Adaptive Optimal Control of Systems with Input Saturation
Introducing the Safe-GPI Algorithm
More Info
expand_more
Other than for strictly personal use, it is not permitted to download, forward or distribute the text or part of it, without the consent of the author(s) and/or copyright holder(s), unless the work is under an open content license such as Creative Commons.
Abstract
The main goal of this thesis is to develop and implement an algorithm that is capable of finding and applying the optimal policy for a class of continuous-time linear time-invariant systems which are subjected to input saturation. An algorithm is proposed that is capable of doing this on-line (i.e. in real time while controlling the system) without any prior knowledge of the systems dynamics.
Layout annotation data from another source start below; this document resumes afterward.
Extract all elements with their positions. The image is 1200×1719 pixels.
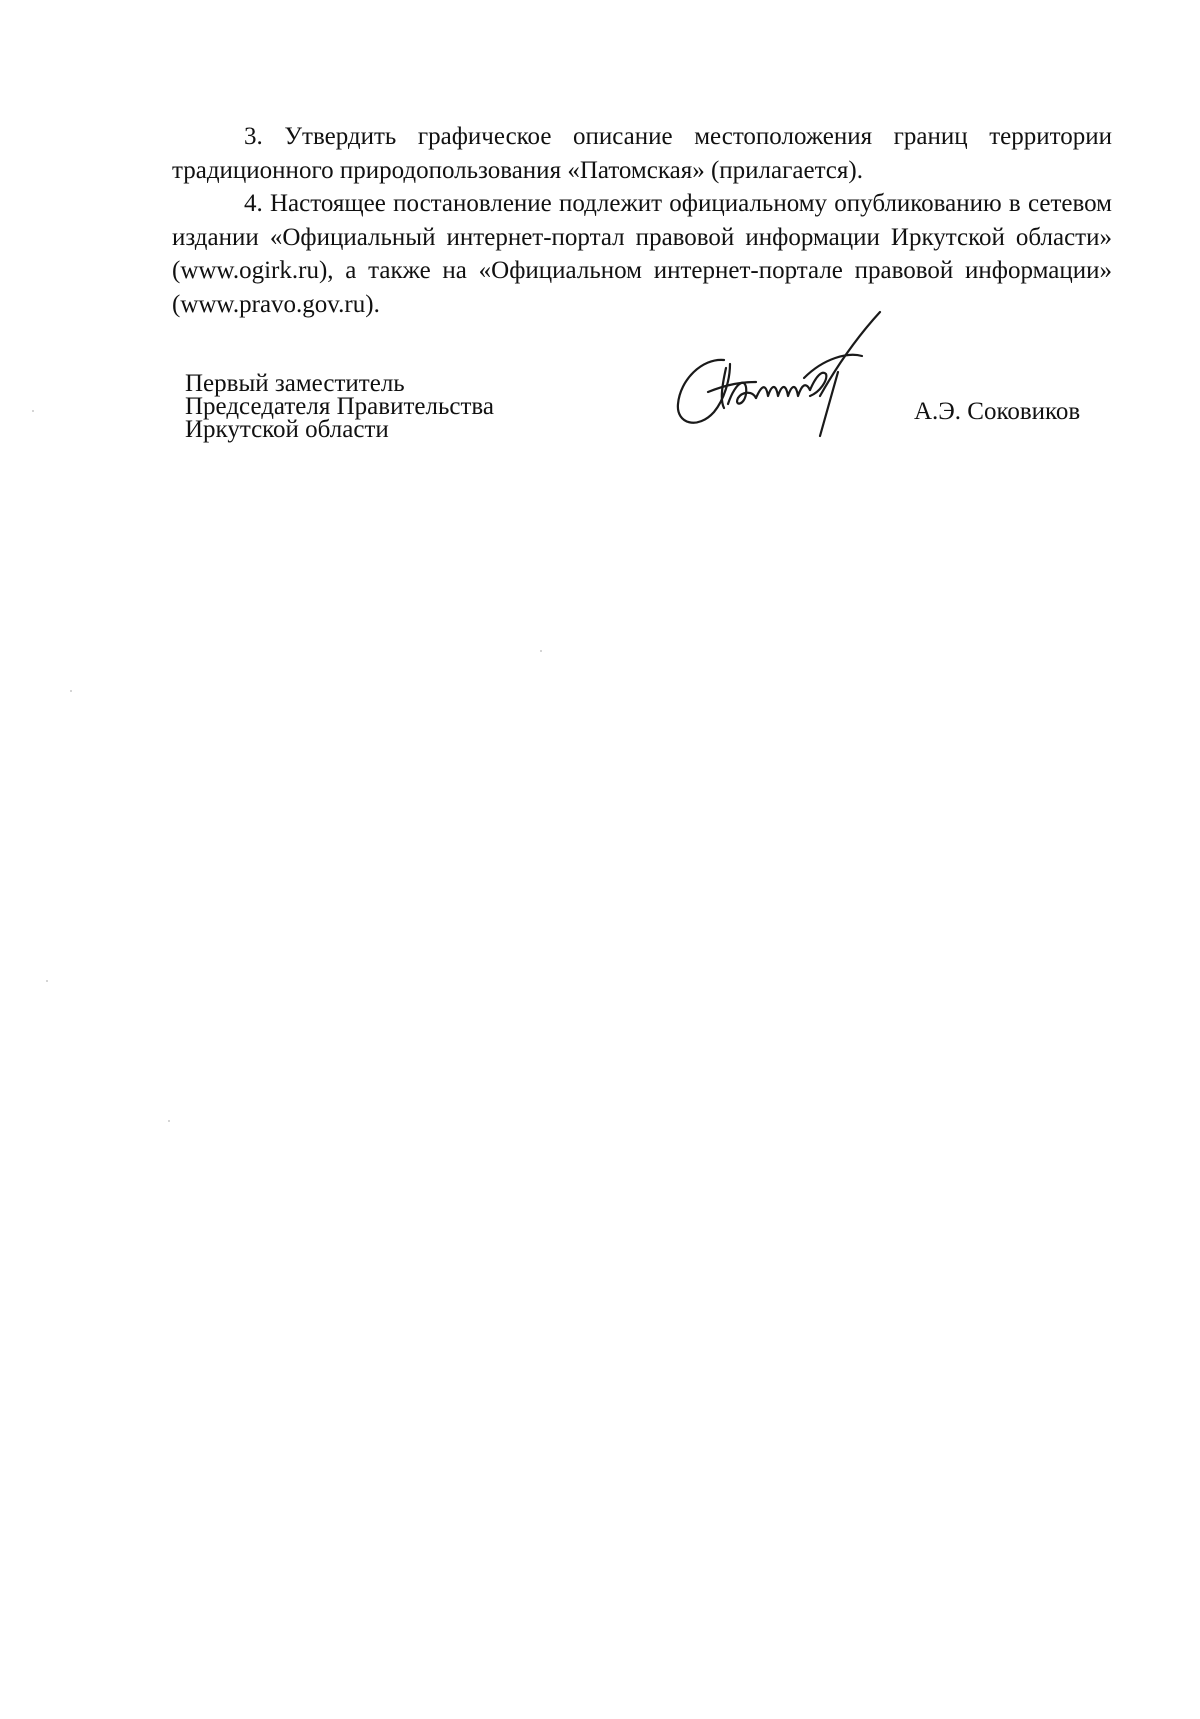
handwritten-signature xyxy=(672,308,902,448)
signer-title-line: Председателя Правительства xyxy=(185,393,494,420)
signer-title xyxy=(185,372,494,441)
paragraph-4: 4. Настоящее постановление подлежит официальному опубликованию в сетевом издании «Официальный интернет-портал правовой информации Иркутской области» (www.ogirk.ru), а также на «Официальном интернет-портале правовой информации» (www.pravo.gov.ru). xyxy=(172,190,1112,318)
scan-speck xyxy=(540,650,542,652)
signer-title-line: Первый заместитель xyxy=(185,370,405,397)
scan-speck xyxy=(168,1120,170,1122)
paragraph-3: 3. Утвердить графическое описание местоположения границ территории традиционного природопользования «Патомская» (прилагается). xyxy=(172,123,1112,184)
scan-speck xyxy=(46,980,48,982)
signer-title-line: Иркутской области xyxy=(185,416,389,443)
scan-speck xyxy=(32,410,34,412)
document-body xyxy=(172,120,1112,321)
scan-speck xyxy=(70,690,72,692)
signer-name: А.Э. Соковиков xyxy=(914,398,1081,425)
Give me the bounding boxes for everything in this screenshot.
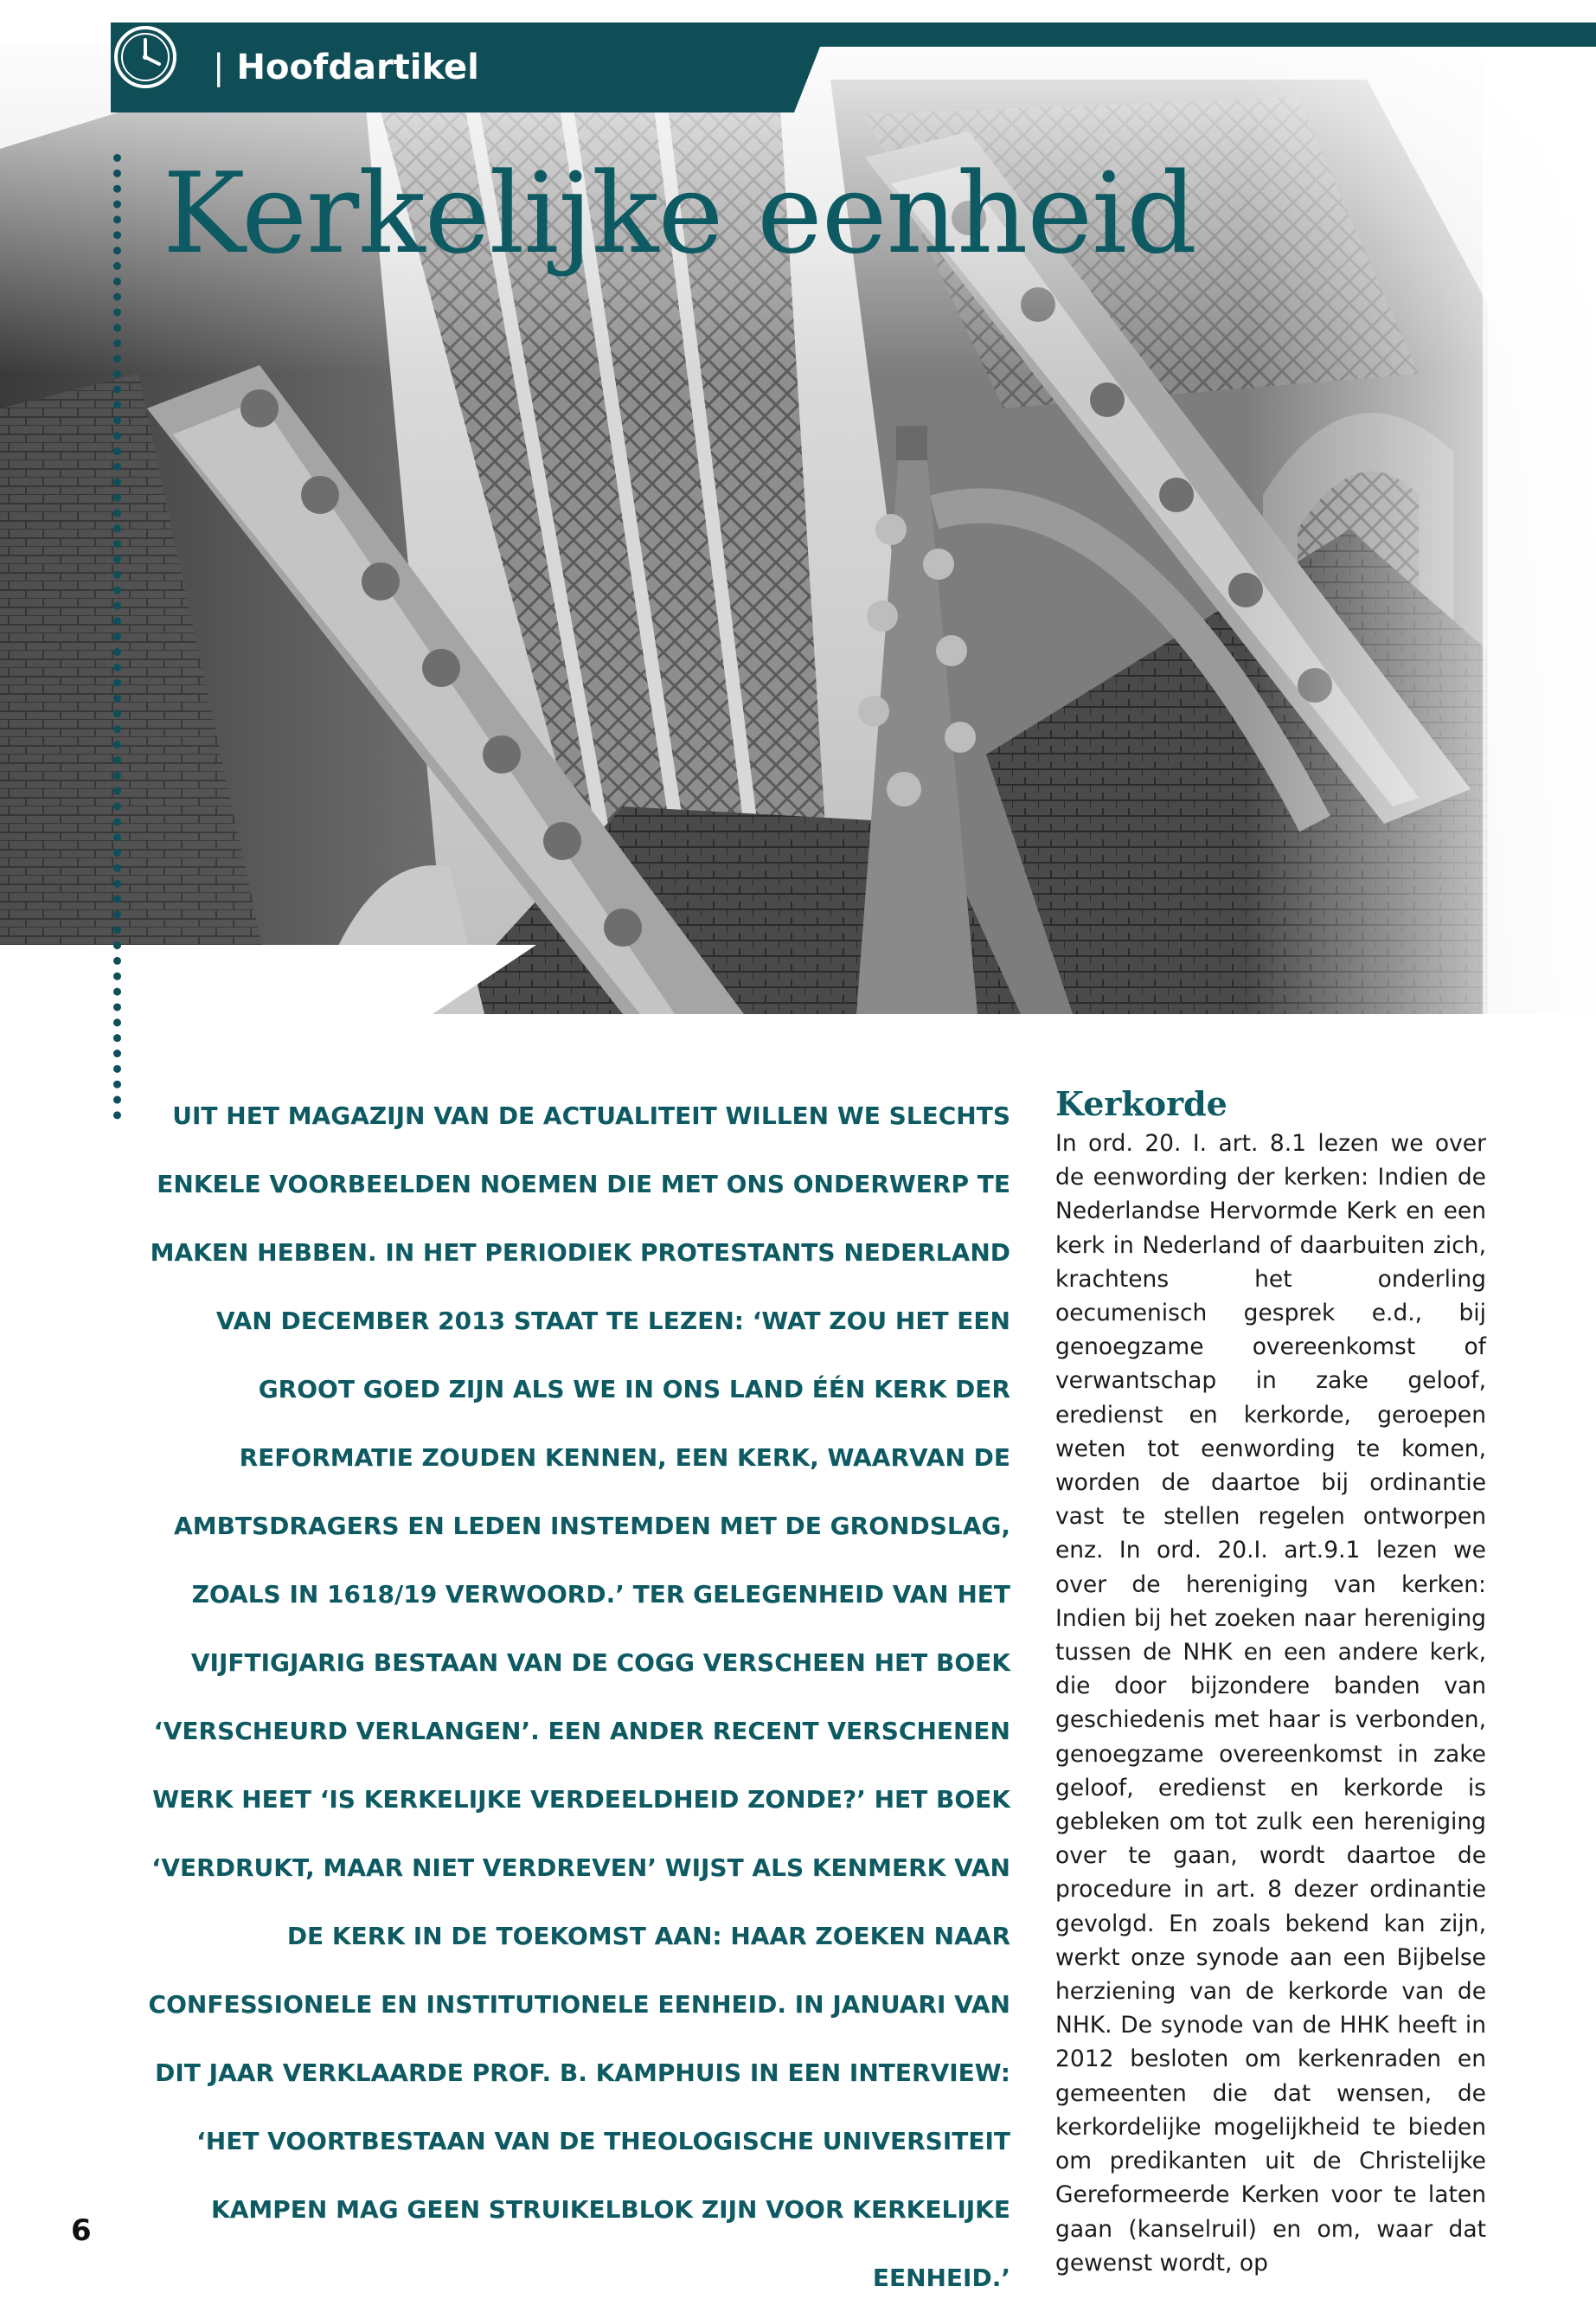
section-header-band — [111, 22, 1596, 112]
article-intro: UIT HET MAGAZIJN VAN DE ACTUALITEIT WILLEN WE SLECHTS ENKELE VOORBEELDEN NOEMEN DIE MET ONS ONDERWERP TE MAKEN HEBBEN. IN HET PERIODIEK PROTESTANTS NEDERLAND VAN DECEMBER 2013 STAAT TE LEZEN: ‘WAT ZOU HET EEN GROOT GOED ZIJN ALS WE IN ONS LAND ÉÉN KERK DER REFORMATIE ZOUDEN KENNEN, EEN KERK, WAARVAN DE AMBTSDRAGERS EN LEDEN INSTEMDEN MET DE GRONDSLAG, ZOALS IN 1618/19 VERWOORD.’ TER GELEGENHEID VAN HET VIJFTIGJARIG BESTAAN VAN DE COGG VERSCHEEN HET BOEK ‘VERSCHEURD VERLANGEN’. EEN ANDER RECENT VERSCHENEN WERK HEET ‘IS KERKELIJKE VERDEELDHEID ZONDE?’ HET BOEK ‘VERDRUKT, MAAR NIET VERDREVEN’ WIJST ALS KENMERK VAN DE KERK IN DE TOEKOMST AAN: HAAR ZOEKEN NAAR CONFESSIONELE EN INSTITUTIONELE EENHEID. IN JANUARI VAN DIT JAAR VERKLAARDE PROF. B. KAMPHUIS IN EEN INTERVIEW: ‘HET VOORTBESTAAN VAN DE THEOLOGISCHE UNIVERSITEIT KAMPEN MAG GEEN STRUIKELBLOK ZIJN VOOR KERKELIJKE EENHEID.’ — [148, 1101, 1010, 2292]
section-label-divider: | — [213, 48, 225, 87]
section-heading: Kerkorde — [1055, 1084, 1227, 1123]
clock-icon — [111, 22, 180, 92]
dotted-vertical-rule — [113, 154, 121, 1120]
section-body: In ord. 20. I. art. 8.1 lezen we over de eenwording der kerken: Indien de Nederlandse Hervormde Kerk en een kerk in Nederland of daarbuiten zich, krachtens het onderling oecumenisch gesprek e.d., bij genoegzame overeenkomst of verwantschap in zake geloof, eredienst en kerkorde, geroepen weten tot eenwording te komen, worden de daartoe bij ordinantie vast te stellen regelen ontworpen enz. In ord. 20.I. art.9.1 lezen we over de hereniging van kerken: Indien bij het zoeken naar hereniging tussen de NHK en een andere kerk, die door bijzondere banden van geschiedenis met haar is verbonden, genoegzame overeenkomst in zake geloof, eredienst en kerkorde is gebleken om tot zulk een hereniging over te gaan, wordt daartoe de procedure in art. 8 dezer ordinantie gevolgd. En zoals bekend kan zijn, werkt onze synode aan een Bijbelse herziening van de kerkorde van de NHK. De synode van de HHK heeft in 2012 besloten om kerkenraden en gemeenten die dat wensen, de kerkordelijke mogelijkheid te bieden om predikanten uit de Christelijke Gereformeerde Kerken voor te laten gaan (kanselruil) en om, waar dat gewenst wordt, op — [1055, 1130, 1486, 2277]
body-column — [1055, 1082, 1486, 2280]
article-title: Kerkelijke eenheid — [163, 150, 1196, 279]
section-label-text: Hoofdartikel — [236, 48, 479, 87]
section-label — [213, 43, 479, 92]
page-number: 6 — [71, 2213, 92, 2248]
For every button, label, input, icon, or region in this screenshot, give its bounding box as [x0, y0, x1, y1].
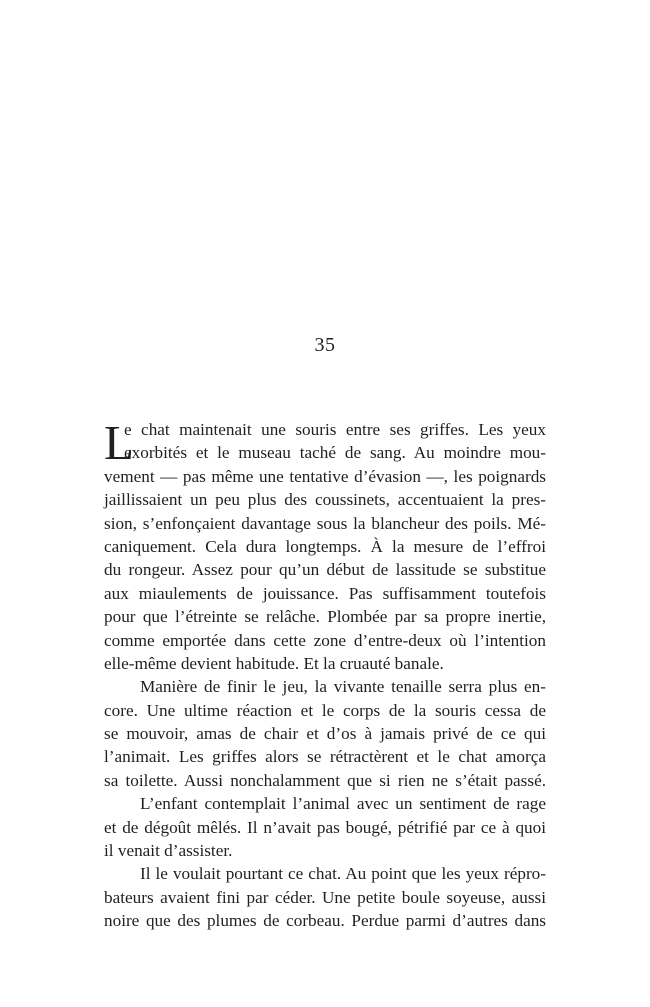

The proposed algorithm is named Safe-Generalized Policy Iteration ( Safe-GPI ) and uses Approximate Dynamic Programming techniques to converge towards the optimal control law. The main contribution of this work is a novel Safe Policy Improvement step that uses a Sum-of-Squares programming routine to guarantee that the updated policy will actually stabilize the system. Identification of the unknown system dynamics is achieved by employing on-line parameter estimation techniques. Subsequently a novel value function approximator can then be proven to converge through the certainty equivalence principle. For both the system identifier and the value function approximator experience replay update laws are presented that use current and recorded data, which allows the persistence of excitation condition to be checked on-line. The Safe-GPI algorithm is implemented in MATLAB and its convergence and performance properties are studied in two case studies. The first case study is on the position control of a mass-spring-damper cart system and here convergence of the Safe-GPI algorithm towards an optimal policy is demonstrated. Moreover the Safe-GPI algorithm is shown to outperform a current state-of-the-art algorithm. In the second case study the algorithm is implemented as a router-based Internet congestion controller, where it performs Active Queue Management (AQM).